The Connecticut General Assembly approved an agreement with the state employee unions on contract concessions on Monday, confirmed Chris McClure, a spokesman for Gov. Dannel Malloy's office.
The approved resolution will create a hybrid retirement plan for new employees, raise non-hazardous employee contributions for current workers and curb cost-of-living adjustments.
"The Connecticut state employee concessions package will help us get control of pension costs and build a more sustainable budget now and well into the future," said Lt. Gov. Nancy Wyman in a news release issued by the governor's office.
The pension portion of the agreement would reduce the state's share of pension contributions through fiscal year 2047 for a total savings to the state of more than $11.7 billion, according to Mr. McClure.
The proposal creates a Tier IV for new hires, combining a traditional defined benefit plan with a defined contribution plan.

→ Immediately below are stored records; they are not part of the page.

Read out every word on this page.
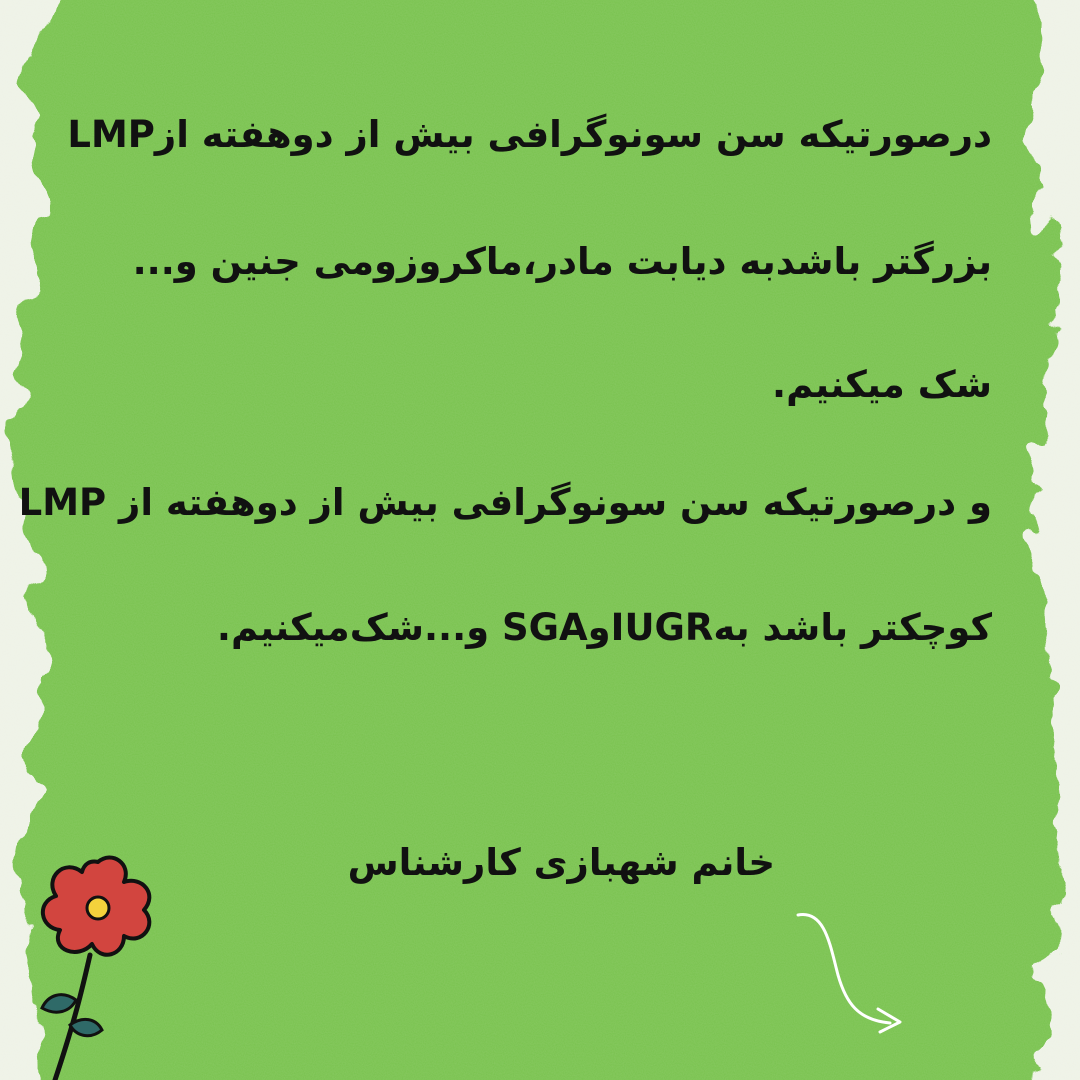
درصورتیکه سن سونوگرافی بیش از دوهفته ازLMP
بزرگتر باشدبه دیابت مادر،ماکروزومی جنین و...
شک میکنیم.
و درصورتیکه سن سونوگرافی بیش از دوهفته از LMP
کوچکتر باشد بهIUGRوSGA و...شک‌میکنیم.
خانم شهبازی کارشناس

A 1.3% multiplier would calculate the defined benefit portion and employees would contribute 5% to that portion or up to 7% "if the return is less than 6.9%," according to the presentation. Whether this is an annual return or a multiyear annualized return was not disclosed.
The defined contribution portion would require employees to contribute at least 1% of their pay and the state would match 1%.
For current non-hazardous employees, the employee contribution within all current tiers of the $32.4 billion Connecticut Retirement Plans & Trust Funds, Hartford, would rise 1.5 percentage points, effective July 1. Tiers I, II-A and III currently contribute 2% of pay, while Tier II employees pay zero. The different tiers are based on when employees were hired.
On July 1, 2019, employee contributions would rise an additional 0.5 percentage points.
Finally, the framework proposes changing the COLA formula for retirements occurring after July 1, 2022, saying they will match the Social Security COLA index up to a maximum of 2% from the current minimum of 2%.
The Senate vote on Monday was 18-18, with Ms. Wyman casting the tiebreaking vote. The House of Representatives passed the resolution 78-72 on July 24. It does not need the governor's signature.
The agreement was originally announced by Mr. Malloy in May.